Fiber plays a particularly important role here. Soluble fiber helps protect and repair the intestinal lining by supporting the mucus layer that shields gut cells from further damage. Animal research has shown that soluble fiber supplementation during illness increases the thickness of this protective mucus, reduces inflammation, and boosts populations of beneficial gut bacteria. The BRAT diet, built around refined white rice and white bread, is nearly devoid of fiber.

What Doctors Recommend Instead

Current guidelines from the National Institute of Diabetes and Digestive and Kidney Diseases are straightforward: eat what you normally eat as soon as your appetite returns. For children, parents should offer their usual foods. Infants should continue breast milk or formula as normal. The emphasis has shifted from restriction to prompt refeeding with a balanced diet.

That doesn’t mean you need to force down a heavy meal while nauseous. It means that once you feel ready to eat, you should choose from a normal range of foods rather than limiting yourself to four items. Lean proteins like chicken or eggs, cooked vegetables, yogurt, and whole grains all provide nutrients the BRAT foods don’t. If bananas, rice, applesauce, or toast sound appealing, they’re fine to include. They just shouldn’t be the only things you eat.
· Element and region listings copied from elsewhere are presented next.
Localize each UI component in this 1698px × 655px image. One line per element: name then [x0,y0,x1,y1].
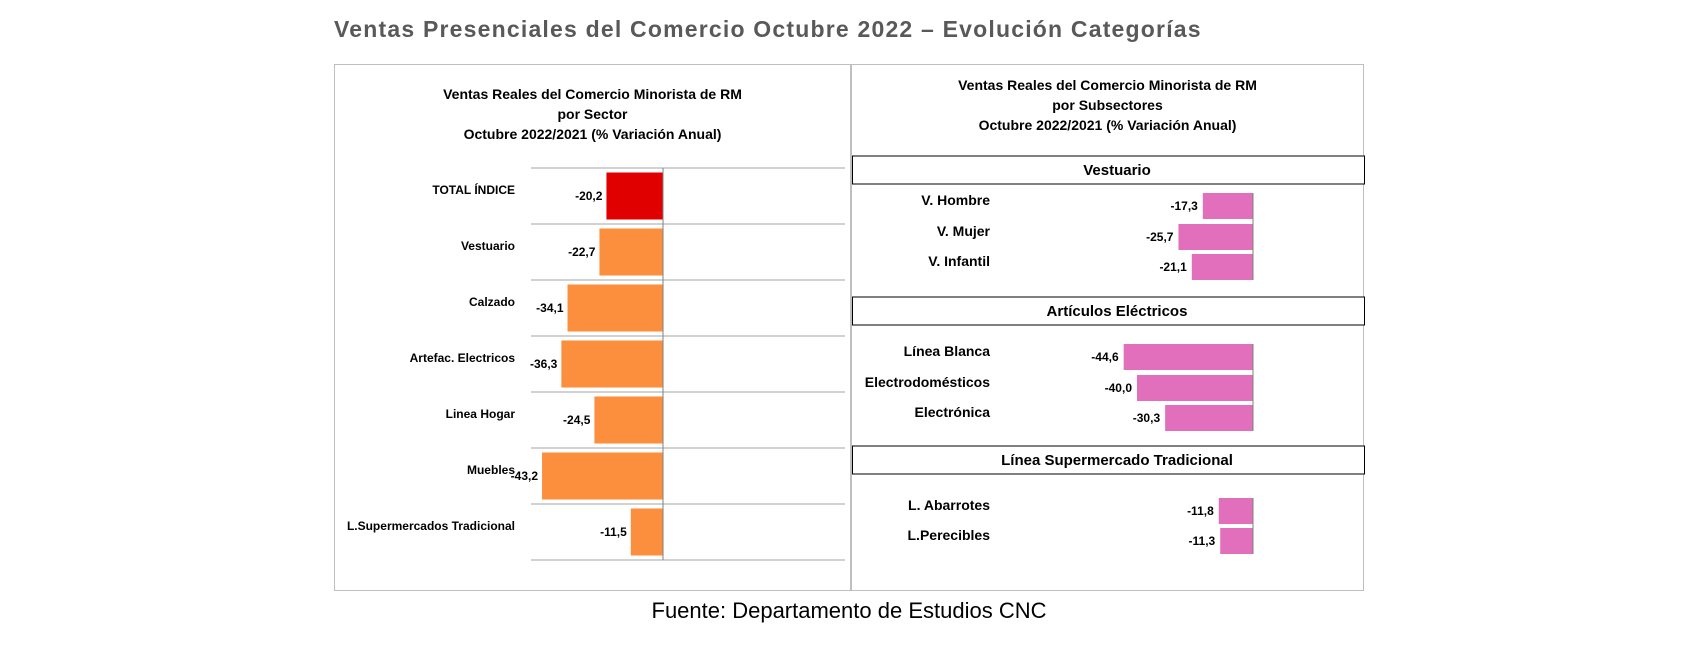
group-header-label-vestuario: Vestuario [1083,162,1151,179]
bar-l-perecibles [1220,528,1253,554]
group-header-label-articulos-electricos: Artículos Eléctricos [1047,303,1188,320]
value-label-l-supermercados-tradicional: -11,5 [600,525,627,539]
bar-calzado [567,284,663,332]
category-label-l-abarrotes: L. Abarrotes [908,497,990,513]
page-title: Ventas Presenciales del Comercio Octubre… [334,16,1202,42]
sector-chart-title-line-1: Ventas Reales del Comercio Minorista de … [443,86,742,102]
subsector-chart-panel: Ventas Reales del Comercio Minorista de … [851,64,1365,591]
bar-electrodomesticos [1137,375,1253,401]
value-label-v-infantil: -21,1 [1159,260,1187,274]
value-label-v-hombre: -17,3 [1170,199,1198,213]
category-label-l-perecibles: L.Perecibles [908,527,991,543]
value-label-l-perecibles: -11,3 [1189,534,1216,548]
category-label-total-indice: TOTAL ÍNDICE [432,182,515,197]
value-label-v-mujer: -25,7 [1146,230,1174,244]
subsector-bar-chart: Vestuario -17,3 V. Hombre -25,7 V. Mujer -21,… [852,155,1365,554]
sector-chart-title-line-3: Octubre 2022/2021 (% Variación Anual) [463,126,722,142]
sector-chart-title-line-2: por Sector [557,106,628,122]
bar-linea-hogar [594,396,663,444]
bar-vestuario [599,228,663,276]
sector-chart-title: Ventas Reales del Comercio Minorista de … [335,84,850,144]
bar-total-indice [606,172,663,220]
category-label-l-supermercados-tradicional: L.Supermercados Tradicional [347,519,515,533]
category-label-calzado: Calzado [469,295,515,309]
category-label-v-infantil: V. Infantil [928,253,990,269]
bar-v-hombre [1202,193,1253,219]
category-label-linea-hogar: Linea Hogar [446,407,516,421]
bar-l-supermercados-tradicional [630,508,663,556]
bar-electronica [1165,405,1253,431]
value-label-electrodomesticos: -40,0 [1105,381,1133,395]
category-label-vestuario: Vestuario [461,239,515,253]
category-label-v-hombre: V. Hombre [921,192,990,208]
subsector-chart-title: Ventas Reales del Comercio Minorista de … [852,75,1363,135]
source-note: Fuente: Departamento de Estudios CNC [651,598,1047,623]
group-header-linea-supermercado-tradicional [852,445,1365,475]
value-label-artefac-electricos: -36,3 [530,357,558,371]
value-label-muebles: -43,2 [511,469,539,483]
subsector-chart-title-line-2: por Subsectores [1052,97,1163,113]
value-label-electronica: -30,3 [1133,411,1161,425]
subsector-chart-title-line-3: Octubre 2022/2021 (% Variación Anual) [978,117,1237,133]
bar-linea-blanca [1123,344,1253,370]
value-label-l-abarrotes: -11,8 [1187,504,1214,518]
value-label-linea-blanca: -44,6 [1091,350,1119,364]
value-label-linea-hogar: -24,5 [563,413,591,427]
sector-bar-chart: -20,2 TOTAL ÍNDICE -22,7 Vestuario -34,1 Calz… [347,167,845,561]
value-label-total-indice: -20,2 [575,189,603,203]
bar-l-abarrotes [1218,498,1253,524]
group-header-label-linea-supermercado-tradicional: Línea Supermercado Tradicional [1001,452,1233,469]
sector-chart-panel: Ventas Reales del Comercio Minorista de … [334,64,851,591]
category-label-artefac-electricos: Artefac. Electricos [410,351,516,365]
category-label-electronica: Electrónica [915,404,991,420]
category-label-electrodomesticos: Electrodomésticos [865,374,990,390]
bar-v-infantil [1191,254,1253,280]
bar-artefac-electricos [561,340,663,388]
group-header-vestuario [852,155,1365,185]
bar-v-mujer [1178,224,1253,250]
category-label-v-mujer: V. Mujer [937,223,991,239]
category-label-muebles: Muebles [467,463,515,477]
value-label-calzado: -34,1 [536,301,564,315]
group-header-articulos-electricos [852,296,1365,326]
bar-muebles [542,452,663,500]
category-label-linea-blanca: Línea Blanca [904,343,991,359]
value-label-vestuario: -22,7 [568,245,596,259]
subsector-chart-title-line-1: Ventas Reales del Comercio Minorista de … [958,77,1257,93]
Cleveland Clinic gastroenterologists acknowledge that the BRAT foods can help firm up stool in the short term, so using them for a day or two alongside other foods isn’t harmful. The issue is treating the BRAT diet as a complete recovery plan for several days, which is when nutritional gaps become a real problem.

Hydration Matters More Than Food Choices

The biggest risk during gastroenteritis isn’t what you eat. It’s dehydration. Replacing lost fluids and electrolytes is the single most important part of recovery. Oral rehydration solutions, which balance glucose and sodium to maximize water absorption, are the standard recommendation for preventing and treating dehydration.

Fruit juices and soft drinks are generally discouraged because their high sugar content and low sodium can worsen diarrhea and, in some cases, cause dangerously low sodium levels. There is one exception worth noting: a study published in The Journal of Pediatrics found that diluted apple juice followed by the child’s preferred fluids worked better than standard electrolyte solutions in children over two years old with mild dehydration. This applied specifically to older children in well-resourced settings with minimal dehydration, not to severe cases or infants.

For most adults, water, broth, and oral rehydration drinks are sufficient. Small, frequent sips work better than large amounts at once if nausea is still present.

Why the Advice Persists

The BRAT diet remains one of the most commonly Googled remedies for stomach illness despite being officially discouraged for nearly three decades. Part of this is generational: parents who were told to use it in the 1980s and 1990s pass the advice to their own children. Part of it is that the diet does provide some symptomatic relief, making stools firmer, which feels like improvement even if it isn’t speeding healing.

The core message from current medical guidance is simple. Prompt refeeding with a normal, balanced diet gives your body what it needs to repair itself. Restricting food to a handful of bland, low-nutrient items does the opposite. If the BRAT foods appeal to you when you’re sick, eat them, but add protein, healthy fats, and variety as soon as you can tolerate it.